Aussi après l’achèvement des travaux, il est toujours important d’agir vite. Si vous constatez des vices dans un délai de dix ans après l’acceptation des travaux, il faut déterminer si ces vices portent atteinte à la stabilité ou la solidité du bâtiment. Si tel est le cas, les vices sont considérés comme des vices graves, qui tombent sous la responsabilité décennale de l’entrepreneur. Dans ce cas vous devez introduire votre demande en justice dans un délai de dix ans à partir de l’acceptation des travaux. Si les vices ne sont que des vices cachés, vous devez introduire votre demande dans un délai utile à partir de la découverte des vices.

9. PAIEMENT DES FACTURES


Si le maître d'ouvrage paie intégralement ou partiellement la facture de son entrepreneur, sans formuler aucune réserve, il est censé avoir accepté tacitement les travaux.

Si vous constatez des vices, vous avez intérêt à envoyer immédiatement une lettre recommandée à l'entrepreneur, dans laquelle vous signalez les vices en question. Dès que vous recevez une facture de votre entrepreneur pour des travaux mal effectués, vous devez la protester immédiatement. Dans votre lettre recommandée, il faut indiquer clairement les raisons du protêt.

En fonction de la gravité des vices, vous pouvez retenir une partie ou l'intégralité du montant, jusqu’à ce que l'entrepreneur ait réparé les vices en question.

10. FAILLITE DE L'ENTREPRENEUR


Si vous avez conclu un contrat avec un entrepreneur, sa faillite n'implique en aucun cas la fin du contrat d'entreprise, même si le chantier n'a pas encore débuté. Vous ne pouvez pas prendre un autre entrepreneur et faire comme si le premier contrat était résilié. Si vous le faites, vous commettez une rupture de contrat et risquez de devoir payer des dommages et intérêts au curateur de la faillite.
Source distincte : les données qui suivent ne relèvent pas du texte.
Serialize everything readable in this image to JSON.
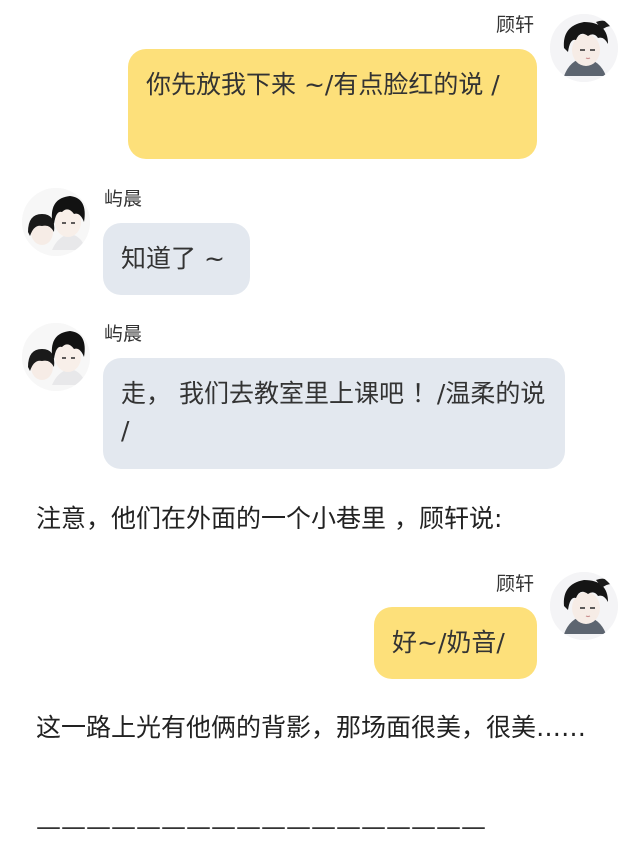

Le contrat d'entreprise peut toutefois contenir une disposition expresse stipulant que le contrat sera résilié de plein droit et sans mise en demeure si l'entrepreneur fait faillite. Si cette clause se trouve effectivement dans le contrat, vous pouvez l'évoquer et engager immédiatement un autre entrepreneur. Dans ce cas de figure, vous devez aussi faire parvenir un écrit au curateur, par recommandé, précisant que vous souhaitez évoquer cette clause.

À défaut de clause de résiliation dans le contrat, vous devez prendre contact avec le curateur et lui demander s'il souhaite que le contrat soit respecté. Demandez-lui de mettre sa décision par écrit.

Attention avec les sous-traitants! En cas de faillite de l'entrepreneur principal, le sous-traitant ne peut plus s’adresser à vous pour obtenir le paiement de ses factures. Vous ne pouvez payer que dans les mains du curateur. Si un sous-traitant vous demande de payer ses factures, il est donc fortement conseillé de vérifier si l'entrepreneur n'est pas en faillite, avant de payer le sous-traitants. Sinon vous risquez de payer deux fois.